California's Net Neutrality Law Threatens Veterans' Telehealth

A woman sits with a man during a telehealth appointment
(Image credit: Getty Images)

With the war on the pandemic still not won, California’s veterans are at risk of losing access to a mobile internet app, called VA Video Connect, that enables veterans to receive telehealth services without incurring data usage charges. This is a consequence of California’s newly effective "net neutrality" law that flatly prohibits Internet service providers from offering consumers so-called "free data" plans, sometimes also called "sponsored data" or “zero-rated” offerings, unless an entire “category” of supposedly similar services receives the same treatment. 

While government-imposed “net neutrality” mandates may sound superficially appealing in theory, in reality they often harm consumers. In this instance, those harmed may include our veterans.

With free data offerings, access to various Internet content, such as the VA’s telehealth application, is subsidized by the wireless broadband providers or by third party websites and applications. As a result, consumers receive a price break or avoid potential data usage charges. Not surprisingly, the free data programs are popular with consumers, and low-income persons naturally stand to benefit the most. 

For now, California's net neutrality law is the most overreaching in the nation. Its threatened harmful effects should be a cautionary tale, not only for other states, but for the Federal Communications Commission, which likely is considering adopting similar new prohibitions governing Internet service provider offerings. 

According to a March 24 report in Politico, “officials at the Department of Veterans Affairs are privately sounding the alarm that California's new net neutrality law could cut off veterans nationwide from a key telehealth app.” The reason California’s ban on free data offerings likely will impact vets and consumers across the nation is that, unlike traditional voice telephone calls in last century’s analog era, it is highly impractical and burdensome, and in some instances impossible, to segregate interstate and intrastate Internet traffic. Thus, Internet providers, such as AT&T, T-Mobile, Tracfone, and Verizon, that offer the VA Video Connect app, almost always implement uniform nationwide protocols. 

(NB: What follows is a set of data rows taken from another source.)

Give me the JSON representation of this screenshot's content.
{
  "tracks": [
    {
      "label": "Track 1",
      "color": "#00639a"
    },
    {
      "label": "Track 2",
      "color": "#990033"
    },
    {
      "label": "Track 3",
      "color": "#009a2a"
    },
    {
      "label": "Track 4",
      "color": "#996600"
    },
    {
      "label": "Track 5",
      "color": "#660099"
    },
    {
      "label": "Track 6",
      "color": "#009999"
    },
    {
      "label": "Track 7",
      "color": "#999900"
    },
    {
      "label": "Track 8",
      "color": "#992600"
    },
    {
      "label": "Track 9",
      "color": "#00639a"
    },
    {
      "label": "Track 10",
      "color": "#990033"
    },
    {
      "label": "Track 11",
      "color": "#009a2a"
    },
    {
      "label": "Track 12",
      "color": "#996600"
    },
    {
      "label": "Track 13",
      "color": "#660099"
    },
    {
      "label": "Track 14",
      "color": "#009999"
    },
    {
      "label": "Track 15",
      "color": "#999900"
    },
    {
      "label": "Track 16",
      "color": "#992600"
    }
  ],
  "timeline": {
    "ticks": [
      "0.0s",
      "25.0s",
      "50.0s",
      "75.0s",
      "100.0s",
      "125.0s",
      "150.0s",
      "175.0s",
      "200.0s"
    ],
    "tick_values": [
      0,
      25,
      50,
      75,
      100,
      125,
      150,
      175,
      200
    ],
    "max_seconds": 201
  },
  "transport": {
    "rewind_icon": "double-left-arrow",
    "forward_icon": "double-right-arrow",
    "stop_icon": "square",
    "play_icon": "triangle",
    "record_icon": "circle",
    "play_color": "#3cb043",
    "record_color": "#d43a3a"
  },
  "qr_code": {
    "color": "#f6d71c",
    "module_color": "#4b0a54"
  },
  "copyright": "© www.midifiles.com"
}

Why would California threaten to make it more costly – and, therefore, more difficult – vets to take advantage of an innovative telehealth program by banning the wireless carriers’ free data programs? Simply put, because of an overly rigid ideological view of what “net neutrality” means. The most rabid net neutrality proponents, including Big Tech companies, persuaded California's legislature that it's somehow wrong for Internet service providers to allow certain content websites and applications, such as the VA’s in this case, to bear some small portion of the massive costs of constructing and operating broadband networks, rather than having consumers bear the entire costs. 

In this view, popular free data offerings supposedly constitute an invidious form of non-neutral “discrimination.” According to this theory, there could be an adverse impact on websites and applications that don’t themselves offer free data programs. An outright ban on these offeringssupposedly protects hypothetical competitors from hypothetical injury from hypothetical discrimination. 

If banning free data apps is a core "net neutrality” principle, then it's one that deserves to be jettisoned. In the technologically dynamic, rapidly evolving, competitive Internet ecosystem, Internet service provider practices should not be categorically restricted based on hypothetical harms. In the real world, free data programs are popular and benefit consumers. The VA Video Connect app is a prime example of such a consumer benefit. 

In light of the embarrassment caused to California by the potential take-down of the VA’s telehealth app, it will not be surprising if the state’s officials reach some interpretative accommodation that creates a “free data” exemption for certain applications, say, those relating to government-provided telehealth applications or “telehealth” sites more generally. That will be good for veterans and perhaps others. 

But the uncertainty that already has been created just serves to illustrate the harm all too likely to ensue when government diktats put Internet service providers into straight jackets that require regulatory contortions to remedy the consumer harm the diktats create in the first place. A regime that requires the government to define and approve specific categories of acceptable websites and apps invites arbitrariness, manipulation, and favoritism. 

The far better course is for Congress, the FCC, and the states to adhere to a policy grounded in Internet freedom that presumptively permits innovative services such as VA Video Connect and other free data offerings. In the event any specific claims are raised that consumers and competition are being harmed, those concerns can be addressed on a case-by-case basis by the Federal Trade Commission or Department of Justice.

Randolph May is President of the Free State Foundation, a think tank in Rockville, Maryland, and Seth Cooper is a Senior Fellow. They are co-editors of the book, A Reader on Net Neutrality and Restoring Internet Freedom.